Eli's Rehab Report

Get It Straight:

Botulinum Type B Is Not Botox

5 botulinum questions and answers can make you $139 more

Do you know the difference between J0585 and J0587? Can you use botulinum type B (Myobloc) for cervical dystonia?
 
If you don't know these answers off-hand, you may need to brush up on your Botulinum codes - because mixing them up could be disastrous.

1. What Is the Difference Between J0585 and J0587?

The Food and Drug Administration approves of two types or serotypes of botulinum, so you should keep the types separate for billing purposes. For one thing, the Botox code J0585 (Botulinum toxin type A, per unit) reimburses per unit, while the Myobloc code J0587 (Botulinum toxin type B, per 100 units) reimburses per 100 units.
 
In addition to the different units in their codes, you need to be aware that Botox only comes in one vial size - 100 units - but Myobloc has three sizes: 2,500 units, 5,000 units or 10,000 units, says Marvel Hammer with MJH Consulting in Denver. So, you'd bill 25 units, 50 units or 100 units for J0587 for one vial.
 
According to carriers, you can bill for the appropriate injection/destruction code, such as CPT 64613 (Chemodenervation of muscle[s]; cervical spinal muscles[s] [e.g., for spasmodic torticollis), on a one-time basis per session, along with J0587.

2. What Sort of Reimbursement Should We Expect For Myobloc?

The good news is that reimbursement for Myobloc appears to be much better than for Botox. Michelle Torri, a coder with Associated Neurologists of Southern Connecticut in Fairfield, estimates her practice loses $5 per vial of Botox. But it makes a profit of $139 on 10 thousand units of Myobloc, based on a Medicare reimbursement of $87.90 per hundred units.
 
Most carriers recommend scheduling patients receiving Botox or Myobloc back-to-back to avoid wasting what you don't use, Torri says. But if you can't manage this scheduling, you're allowed to bill Medicare for any amounts that are unavoidably wasted.

3. Are There Any Rules I Should Follow When Reporting Botulinum?

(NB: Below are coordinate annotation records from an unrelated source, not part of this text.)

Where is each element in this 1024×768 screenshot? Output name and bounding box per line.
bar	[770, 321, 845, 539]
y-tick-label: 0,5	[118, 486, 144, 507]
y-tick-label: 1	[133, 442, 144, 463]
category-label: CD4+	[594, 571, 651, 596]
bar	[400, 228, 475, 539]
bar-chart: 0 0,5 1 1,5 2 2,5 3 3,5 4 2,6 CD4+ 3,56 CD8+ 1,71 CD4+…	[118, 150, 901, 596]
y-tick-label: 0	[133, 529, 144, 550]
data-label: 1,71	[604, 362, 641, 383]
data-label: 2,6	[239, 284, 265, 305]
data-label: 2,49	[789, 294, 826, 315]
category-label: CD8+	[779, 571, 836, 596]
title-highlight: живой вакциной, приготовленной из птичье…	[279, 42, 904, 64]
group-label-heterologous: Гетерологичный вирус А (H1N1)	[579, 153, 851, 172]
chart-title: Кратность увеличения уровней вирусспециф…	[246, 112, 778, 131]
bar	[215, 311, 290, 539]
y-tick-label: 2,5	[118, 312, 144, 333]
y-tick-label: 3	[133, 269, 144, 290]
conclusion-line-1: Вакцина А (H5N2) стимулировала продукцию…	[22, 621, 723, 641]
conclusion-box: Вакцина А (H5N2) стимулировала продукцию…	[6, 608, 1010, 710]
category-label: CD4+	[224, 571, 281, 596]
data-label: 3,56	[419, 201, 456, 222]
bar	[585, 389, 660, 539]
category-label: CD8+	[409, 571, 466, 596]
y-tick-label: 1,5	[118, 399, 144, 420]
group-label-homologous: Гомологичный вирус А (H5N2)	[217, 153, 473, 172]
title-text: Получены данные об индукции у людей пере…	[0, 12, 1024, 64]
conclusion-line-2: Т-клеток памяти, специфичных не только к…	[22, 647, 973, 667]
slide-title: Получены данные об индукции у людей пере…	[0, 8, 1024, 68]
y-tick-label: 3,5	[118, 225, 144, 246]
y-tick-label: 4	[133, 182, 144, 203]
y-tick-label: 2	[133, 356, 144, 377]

According to Hammer, you should follow five easy steps that make coding compliance for Botox and Myobloc a snap:
 
Step #1: Determine the site of the injection. The site will determine the CPT code you should use and whether you should include any modifiers. Suppose your physiatrist injects 95 units of Botox type A to the right and left semispinalis capitis, the right splenius capitis, and the right and left levator scapulae. Your physiatrist performed these injections to neck muscles, which CPT describes with 64613 (Chemodenervation of muscle[s]; cervical spinal muscles[s] [e.g., for spasmodic torticollis).
 
Step #2: Select the correct diagnosis code. You'll need to correctly link this to the procedure to meet the requirements of medical necessity. Medicare and other payers increase the number of diagnoses allowable, so check your carrier's LMRP for a pertinent list.
 
Step #3: Determine the correct HCPCS J code. This is where you'll have to know the difference between J0585 and J0587. Double-check your supply code. HCPCS lists the code for Botox type A (J0585) just before the Myobloc code (J0587). If you list the wrong drug, the reimbursement will be incorrect or your entire claim could face rejection.
 
Step #4: Enter the amount your physiatrist used on the patient and be sure to include wastage, if applicable. If one patient receives 65 units of J0585 and another receives 30 units of J0585, you will have five unavoidable wastage units for the second patient. Taking that wastage into account, you should report 35 units for the second patient.
 
Step #5:  Calculate the medication charge. That way you'll know if a coding error has shorted your practice significant dollars.

4. Can We Use Botulinum for Other Diagnoses Besides Cervical Dystonia?

The FDA may have approved botulinum type B (Myobloc) for cervical dystonia, but some Part B carriers have led the way in covering it for the same uses as type A (known as Botox).
 
For example, Trailblazer covers Myobloc for the same uses as Botox. Other carriers have imposed much more restrictive criteria, but the trend appears to be heading toward looser restrictions, especially on the East coast,  coding experts say.

5. What About for Non-FDA-Approved Uses?

Because Myobloc isn't FDA-approved for most indications, have your physician write a letter of medical necessity explaining the need for it, Hammer says. For instance, the physician could state that he's tried Botox or some other FDA-approved medication and has had either disappointing or diminishing results.